Saudade de José Guilherme Merquior
Certa feita, perguntado sobre como se definia, o saudoso liberal brasileiro José Guilherme Merquior (1941-1991) afirmou que era um anarquista cultural. Estava explícita na autocaracterização do autor de "Formalismo e tradição moderna" uma defesa intransigente da liberdade em todas as acepções do termo. Merquior conhecia como poucos os diversos liberalismos, uma corrente do pensamento pluralista e ligada diretamente ao espólio do Iluminismo do século 18.

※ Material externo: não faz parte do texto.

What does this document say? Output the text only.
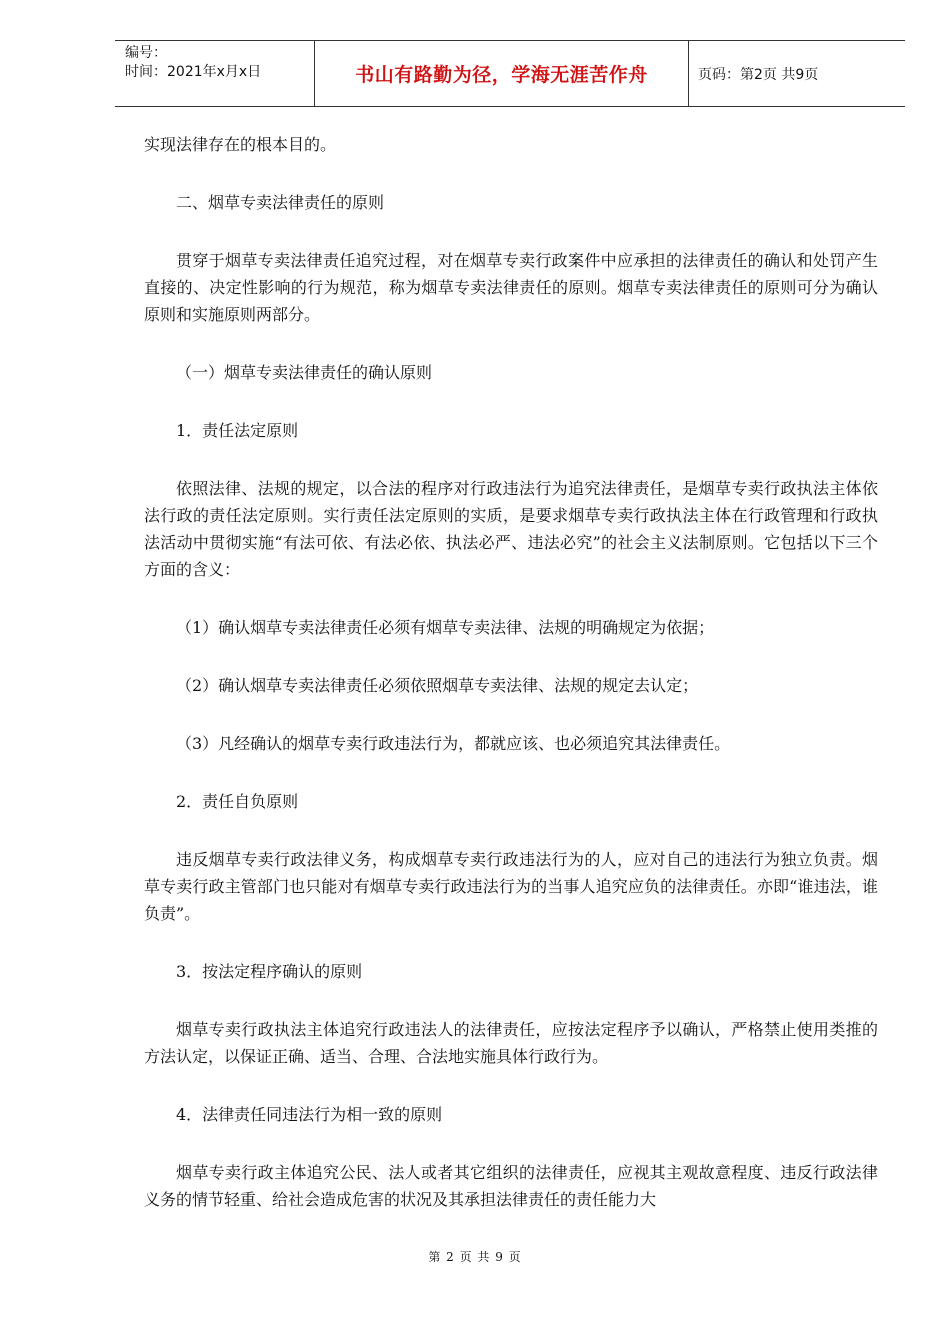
编号：
时间：2021年x月x日	书山有路勤为径，学海无涯苦作舟	页码：第2页 共9页

实现法律存在的根本目的。

二、烟草专卖法律责任的原则

贯穿于烟草专卖法律责任追究过程，对在烟草专卖行政案件中应承担的法律责任的确认和处罚产生直接的、决定性影响的行为规范，称为烟草专卖法律责任的原则。烟草专卖法律责任的原则可分为确认原则和实施原则两部分。

（一）烟草专卖法律责任的确认原则

1．责任法定原则

依照法律、法规的规定，以合法的程序对行政违法行为追究法律责任，是烟草专卖行政执法主体依法行政的责任法定原则。实行责任法定原则的实质，是要求烟草专卖行政执法主体在行政管理和行政执法活动中贯彻实施“有法可依、有法必依、执法必严、违法必究”的社会主义法制原则。它包括以下三个方面的含义：

（1）确认烟草专卖法律责任必须有烟草专卖法律、法规的明确规定为依据；

（2）确认烟草专卖法律责任必须依照烟草专卖法律、法规的规定去认定；

（3）凡经确认的烟草专卖行政违法行为，都就应该、也必须追究其法律责任。

2．责任自负原则

违反烟草专卖行政法律义务，构成烟草专卖行政违法行为的人，应对自己的违法行为独立负责。烟草专卖行政主管部门也只能对有烟草专卖行政违法行为的当事人追究应负的法律责任。亦即“谁违法，谁负责”。

3．按法定程序确认的原则

烟草专卖行政执法主体追究行政违法人的法律责任，应按法定程序予以确认，严格禁止使用类推的方法认定，以保证正确、适当、合理、合法地实施具体行政行为。

4．法律责任同违法行为相一致的原则

烟草专卖行政主体追究公民、法人或者其它组织的法律责任，应视其主观故意程度、违反行政法律义务的情节轻重、给社会造成危害的状况及其承担法律责任的责任能力大

第 2 页 共 9 页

Um princípio caro à tradição liberal prevê a síntese, no processo de convivência social, entre a liberdade de expressão e a diversidade das manifestações individuais e culturais. Nesse sentido, o liberalismo pressupõe uma grande variedade de crenças e valores. Em sua trajetória de mais de 300 anos, o liberalismo incorporou contribuições críticas e novas dimensões. Nos Estados Unidos da América, por exemplo, o que há é um social-liberalismo, com fortes ímpetos igualitários e uma decisiva atuação do mundo público – Estado e sociedade civil – em questões ligadas ao bem-estar comum. De muitas maneiras, as relações entre liberalismo e democracia (nem sempre harmoniosas na linha do tempo) protagonizaram boa parte do processo civilizatório ocidental, tanto na defesa de uma sociedade erguida sobre bases legais e constitucionais quanto no caráter incontestável da autonomia dos espíritos humanos.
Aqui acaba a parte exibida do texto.